Very quickly, I got up to speed on the field, then started doing my best to have an impact. Along with Gary McGraw, I wrote my first book on how to keep security bugs out of software, Building Secure Software (Addison-Wesley; we are finally looking at doing a long-overdue revision), and a few others—I’m particularly proud of the Secure Programming Cookbook (O’Reilly; http://oreilly.com/catalog/9780596003944/). Then I started a company called Secure Software, which built tools to automatically find security problems in programs by looking at the code that developers write (that company was acquired by Fortify, and I am now on the Fortify advisory board). I then took a job as Vice President, Chief Security Architect at McAfee, which would like you to know it’s the world’s largest dedicated IT Security company (Symantec is several times larger, but it does a few things that aren’t security, allowing McAfee to make the claim with a straight face). After a couple of years of doing a lot of merger and acquisitions work, plus managing the engineering of most of the core technologies that are shared across McAfee’s products, such as the antivirus (AV) engine, I left to do another startup, and was back at McAfee within a year, this time as CTO of the Software-as-a-Service business unit.

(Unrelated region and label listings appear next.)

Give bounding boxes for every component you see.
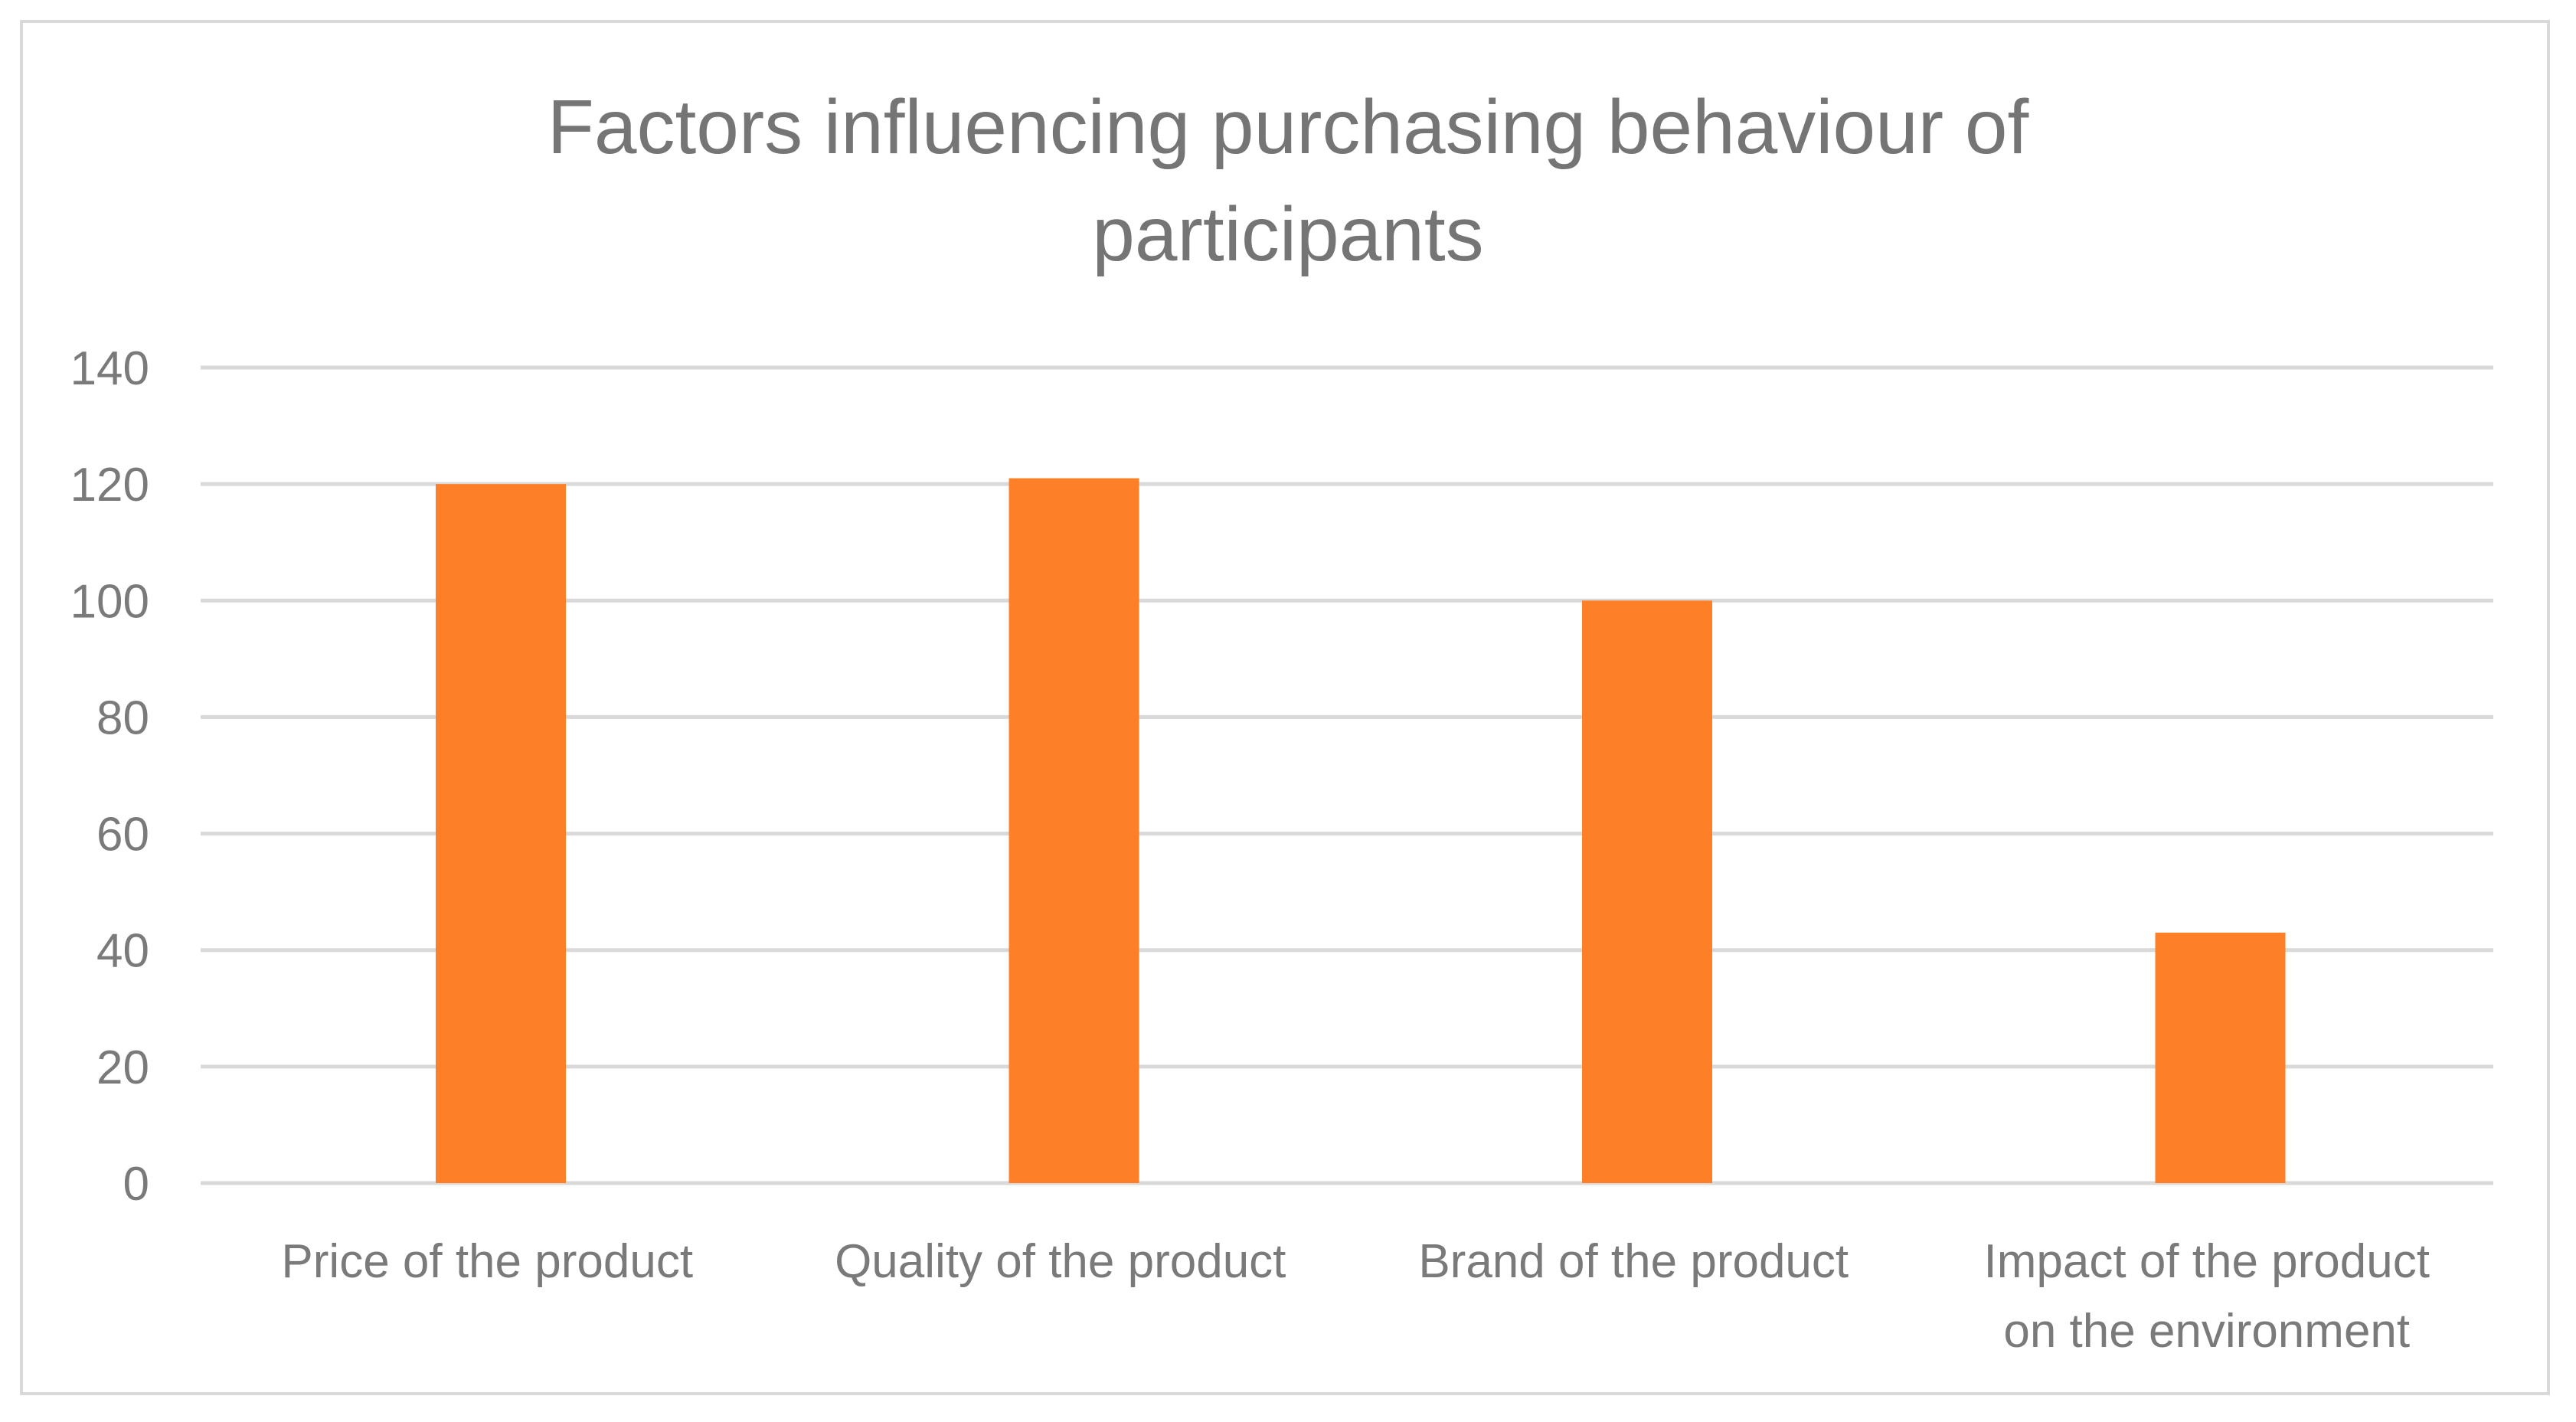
bar-4 bbox=[2155, 932, 2286, 1183]
gridlines bbox=[201, 365, 2493, 1185]
y-axis-ticks: 0 20 40 60 80 100 120 140 bbox=[70, 342, 149, 1211]
y-tick-label: 60 bbox=[96, 809, 149, 861]
x-category-label: Impact of the product bbox=[1984, 1235, 2430, 1288]
y-tick-label: 40 bbox=[96, 925, 149, 978]
chart-title-line-1: Factors influencing purchasing behaviour… bbox=[548, 84, 2029, 170]
bar-2 bbox=[1008, 478, 1139, 1183]
x-category-label: Price of the product bbox=[281, 1235, 693, 1288]
y-tick-label: 140 bbox=[70, 342, 149, 395]
bars bbox=[436, 478, 2286, 1183]
x-category-label: Brand of the product bbox=[1418, 1235, 1849, 1288]
bar-1 bbox=[436, 484, 566, 1183]
bar-3 bbox=[1582, 600, 1712, 1183]
y-tick-label: 120 bbox=[70, 459, 149, 512]
y-tick-label: 100 bbox=[70, 575, 149, 628]
x-category-label: Quality of the product bbox=[835, 1235, 1286, 1288]
y-tick-label: 80 bbox=[96, 691, 149, 744]
x-category-label: on the environment bbox=[2003, 1305, 2410, 1358]
y-tick-label: 0 bbox=[123, 1158, 149, 1211]
x-axis-labels: Price of the product Quality of the produ… bbox=[281, 1235, 2430, 1358]
chart-title-line-2: participants bbox=[1092, 191, 1483, 277]
y-tick-label: 20 bbox=[96, 1041, 149, 1094]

Ten years later, the security world doesn’t seem too much better for my efforts. In fact, in many ways, things have gotten worse. Sure, in part this is because lots more people are on the Internet, and computer security is an incredibly difficult thing to get right.
Still, everywhere I turn in the security world, I see, as my friend Mark Curphey likes to say, “security bullshit.” This industry is not focused on providing users a good experience with its products. But even worse, it is not really focused on providing the more secure experience that is implicitly promised.

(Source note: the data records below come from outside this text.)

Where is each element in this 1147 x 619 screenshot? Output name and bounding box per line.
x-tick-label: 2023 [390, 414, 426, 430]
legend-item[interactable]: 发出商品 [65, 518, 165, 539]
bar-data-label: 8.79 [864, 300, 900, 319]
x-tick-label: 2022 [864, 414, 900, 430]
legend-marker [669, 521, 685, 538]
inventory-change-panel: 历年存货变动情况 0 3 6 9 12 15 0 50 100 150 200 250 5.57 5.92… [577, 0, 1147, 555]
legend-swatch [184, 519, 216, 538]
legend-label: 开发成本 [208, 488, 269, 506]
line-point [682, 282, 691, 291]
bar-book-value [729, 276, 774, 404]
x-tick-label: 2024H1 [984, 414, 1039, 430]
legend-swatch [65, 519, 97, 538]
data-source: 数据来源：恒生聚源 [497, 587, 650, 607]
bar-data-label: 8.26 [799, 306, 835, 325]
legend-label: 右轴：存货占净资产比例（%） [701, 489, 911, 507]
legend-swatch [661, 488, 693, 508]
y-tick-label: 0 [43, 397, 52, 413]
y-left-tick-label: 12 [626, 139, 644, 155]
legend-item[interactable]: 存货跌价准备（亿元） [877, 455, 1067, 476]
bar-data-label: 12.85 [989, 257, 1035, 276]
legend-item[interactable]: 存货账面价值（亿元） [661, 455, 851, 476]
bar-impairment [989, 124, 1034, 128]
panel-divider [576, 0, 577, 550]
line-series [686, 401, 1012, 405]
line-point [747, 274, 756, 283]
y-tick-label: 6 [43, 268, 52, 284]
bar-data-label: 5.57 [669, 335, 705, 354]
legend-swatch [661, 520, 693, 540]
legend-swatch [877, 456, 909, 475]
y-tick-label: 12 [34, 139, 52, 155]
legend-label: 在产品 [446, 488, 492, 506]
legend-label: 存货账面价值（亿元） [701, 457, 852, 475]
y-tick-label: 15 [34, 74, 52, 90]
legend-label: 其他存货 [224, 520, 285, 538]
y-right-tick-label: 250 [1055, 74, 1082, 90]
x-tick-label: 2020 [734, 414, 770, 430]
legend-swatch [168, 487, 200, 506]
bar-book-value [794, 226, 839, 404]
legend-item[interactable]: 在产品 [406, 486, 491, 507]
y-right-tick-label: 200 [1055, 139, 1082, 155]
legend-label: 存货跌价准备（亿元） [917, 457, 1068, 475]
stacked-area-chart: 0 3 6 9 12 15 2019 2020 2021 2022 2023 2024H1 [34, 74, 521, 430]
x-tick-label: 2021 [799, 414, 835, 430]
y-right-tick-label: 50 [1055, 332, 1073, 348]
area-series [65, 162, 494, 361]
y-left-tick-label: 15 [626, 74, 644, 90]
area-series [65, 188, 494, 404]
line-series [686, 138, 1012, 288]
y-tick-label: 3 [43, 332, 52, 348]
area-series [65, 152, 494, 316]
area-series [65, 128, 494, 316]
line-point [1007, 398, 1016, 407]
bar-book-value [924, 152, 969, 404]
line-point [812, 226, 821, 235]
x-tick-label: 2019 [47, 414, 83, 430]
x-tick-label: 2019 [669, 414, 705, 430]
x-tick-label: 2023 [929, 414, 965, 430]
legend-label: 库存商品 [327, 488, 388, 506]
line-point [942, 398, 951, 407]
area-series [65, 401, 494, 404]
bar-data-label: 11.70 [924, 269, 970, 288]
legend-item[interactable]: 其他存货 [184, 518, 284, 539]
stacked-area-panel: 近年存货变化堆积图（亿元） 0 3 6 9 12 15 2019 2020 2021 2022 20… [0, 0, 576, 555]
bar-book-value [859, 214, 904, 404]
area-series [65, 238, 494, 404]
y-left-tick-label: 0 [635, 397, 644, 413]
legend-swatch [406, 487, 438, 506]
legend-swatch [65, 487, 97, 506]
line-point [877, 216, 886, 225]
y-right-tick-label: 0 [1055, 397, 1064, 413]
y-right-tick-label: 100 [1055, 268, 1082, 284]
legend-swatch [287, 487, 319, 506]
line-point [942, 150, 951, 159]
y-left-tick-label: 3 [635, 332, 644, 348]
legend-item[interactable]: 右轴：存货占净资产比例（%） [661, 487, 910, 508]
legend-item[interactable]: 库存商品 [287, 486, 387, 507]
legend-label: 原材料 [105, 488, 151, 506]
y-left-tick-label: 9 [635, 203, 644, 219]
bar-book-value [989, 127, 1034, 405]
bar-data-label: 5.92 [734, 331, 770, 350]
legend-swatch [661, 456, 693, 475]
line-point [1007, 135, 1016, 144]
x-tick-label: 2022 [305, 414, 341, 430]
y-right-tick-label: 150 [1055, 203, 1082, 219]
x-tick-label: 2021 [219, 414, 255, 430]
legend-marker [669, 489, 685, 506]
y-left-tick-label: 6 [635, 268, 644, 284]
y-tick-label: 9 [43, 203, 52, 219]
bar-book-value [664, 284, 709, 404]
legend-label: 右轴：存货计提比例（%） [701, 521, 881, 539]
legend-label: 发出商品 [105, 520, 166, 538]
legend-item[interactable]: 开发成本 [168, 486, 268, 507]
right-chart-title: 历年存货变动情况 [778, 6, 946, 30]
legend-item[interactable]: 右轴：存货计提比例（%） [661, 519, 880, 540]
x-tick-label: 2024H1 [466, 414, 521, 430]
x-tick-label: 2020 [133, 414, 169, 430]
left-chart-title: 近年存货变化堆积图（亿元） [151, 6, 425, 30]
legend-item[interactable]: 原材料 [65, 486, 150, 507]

For instance, look at the bedrock of the computer security industry, the piece that more or less everybody feels they need to have: AV. Most normal people think that AV solutions don’t work very well. And, for the most part, that’s right (even though AV vendors are continually trying to improve their products). These solutions are often 15 years old, and address the problems of that time, not this one. Most of the major players could have been doing a much better job for a long time, but inertia has kept everyone running crapware that takes up too much of your system’s resources to stop probably less than half of all potential infections.
Like Randy Pausch smashing a VCR, I’d like to help people realize what is wrong with the industry, and I am hoping to inspire at least a couple of people to put customers first in their business pursuits in the security world.
In this book, I’m going to spend a lot of time sharing my perspective on the industry. As much as I can, I’ll try not only to identify the glaring problems that I see, but also to show what the industry can do differently.
For the most part, my criticisms will apply to most companies, but not all. For instance, I have been very happy with McAfee’s technological progress over the past few years. In general, it has listened to me and to a lot of other smart people, including its customers. I’ll try not to promote McAfee too much, but in many cases, you can bet that the problems I discuss have been considered there, and we’ve either addressed them or we plan to address them.
I don’t believe that there is a “silver bullet” for security, but I do think that end users should be getting a lot more for their money, including a better experience (like AV that doesn’t slow down their computers) and better security (like AV that is more than one step above “worthless”). A lot of little things are just fundamentally wrong, and the industry as a whole is broken.